We live in an on demand economy where we expect to everything to be instant. Including success. When we don’t get an Uber within 7 minutes, what do we do? We cancel and try Lyft. If Seamless doesn’t have the food choice we want, we immediately try Uber eats or Postmates. Shit, there are days when my flight lands and JFK, and I order delivery on an app during our descent. By the time I get home, there’s a hot pizza waiting for me. We have gotten so used to having everything instantly, we begin to think that our entire life should be automatic, and on demand. Then, when it turns out that nothing in life that is worth a damn, is ever easy or fast, we don’t know how to handle it, except to give up. There isn’t an app for life, and even if there was, it would take years for it to become an overnight success.
When I started Krossover in 2009, failure was simply not an option. I had no money to my name, and no skills with which I could convince any sane employer to hire me if things didn’t work out. I lived in NYC and the rent for my 500 sqft studio was $2400 a month. And yet, there were a thousand reasons to shut down the company and move on to something else. For starters, every VC on both coasts rejected us multiple times, either citing a lack of knowledge on the space, the fact that sports analytics would never be a thing, or that the market simply wasn’t big enough. We raised our first round of funding from 40 different people, passing the hat, and taking checks as small as $5K. At one point we had $1.87 in our bank account, and needed to make a $70K payroll in 3 days. These would all have been great times to “fail fast” and start calling VCs to see if they had any open analyst positions. But we didn’t, because it never once entered our mind that it was okay to fail. And thank God it didn’t, because otherwise we never would have met these 10,000+ amazing clients of ours, or the 100 team members that we have in our NYC office today.
Look, I get it.
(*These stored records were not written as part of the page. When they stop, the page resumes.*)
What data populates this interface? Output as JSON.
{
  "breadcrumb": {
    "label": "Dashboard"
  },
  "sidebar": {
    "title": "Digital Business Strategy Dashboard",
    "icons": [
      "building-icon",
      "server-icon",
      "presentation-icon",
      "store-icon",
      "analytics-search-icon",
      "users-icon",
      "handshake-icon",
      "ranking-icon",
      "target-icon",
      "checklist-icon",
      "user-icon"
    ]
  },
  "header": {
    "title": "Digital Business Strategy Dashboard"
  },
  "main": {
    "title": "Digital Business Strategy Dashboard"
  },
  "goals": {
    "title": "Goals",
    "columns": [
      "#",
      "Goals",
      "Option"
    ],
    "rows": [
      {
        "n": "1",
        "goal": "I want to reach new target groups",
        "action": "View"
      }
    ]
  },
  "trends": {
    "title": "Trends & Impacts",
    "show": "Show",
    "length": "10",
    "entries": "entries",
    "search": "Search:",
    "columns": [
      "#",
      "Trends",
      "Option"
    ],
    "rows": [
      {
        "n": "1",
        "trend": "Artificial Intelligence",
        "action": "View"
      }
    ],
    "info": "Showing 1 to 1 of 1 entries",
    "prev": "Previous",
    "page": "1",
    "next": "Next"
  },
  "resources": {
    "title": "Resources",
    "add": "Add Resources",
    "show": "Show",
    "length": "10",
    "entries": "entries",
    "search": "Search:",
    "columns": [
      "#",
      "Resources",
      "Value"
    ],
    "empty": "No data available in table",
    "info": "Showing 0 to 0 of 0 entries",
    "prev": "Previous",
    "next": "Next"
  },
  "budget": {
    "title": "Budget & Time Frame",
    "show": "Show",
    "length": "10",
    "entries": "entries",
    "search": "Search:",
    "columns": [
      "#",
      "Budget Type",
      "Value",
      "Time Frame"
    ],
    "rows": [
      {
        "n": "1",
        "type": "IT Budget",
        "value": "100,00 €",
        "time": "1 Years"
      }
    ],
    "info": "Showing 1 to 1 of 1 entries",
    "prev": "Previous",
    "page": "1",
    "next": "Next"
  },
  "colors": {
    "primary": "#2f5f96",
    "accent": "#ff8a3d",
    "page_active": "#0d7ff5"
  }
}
The whole point of the “fail fast” movement was to get entrepreneurs to put out an MVP, see if they can get product market fit, and if not, pivot. The whole point of continuously saying that it’s okay to fail is to keep entrepreneurs from being timid about taking big risks, swinging for the fence, and then being demoralized when things didn’t work out. Those are all good things. But we need to change our mindset about failure from being “okay” to “not an option”. There’s something to be said for perseverance and finding a way, against all odds. That’s what the Silicon Valley dream was supposed to be about – not a 3 month beta followed by a blog post about how hard it was to file your corporate dissolution papers.
Let’s make 2017 the year where we embrace winning, and tell failure to f*ck off, along with cancer (and Trump).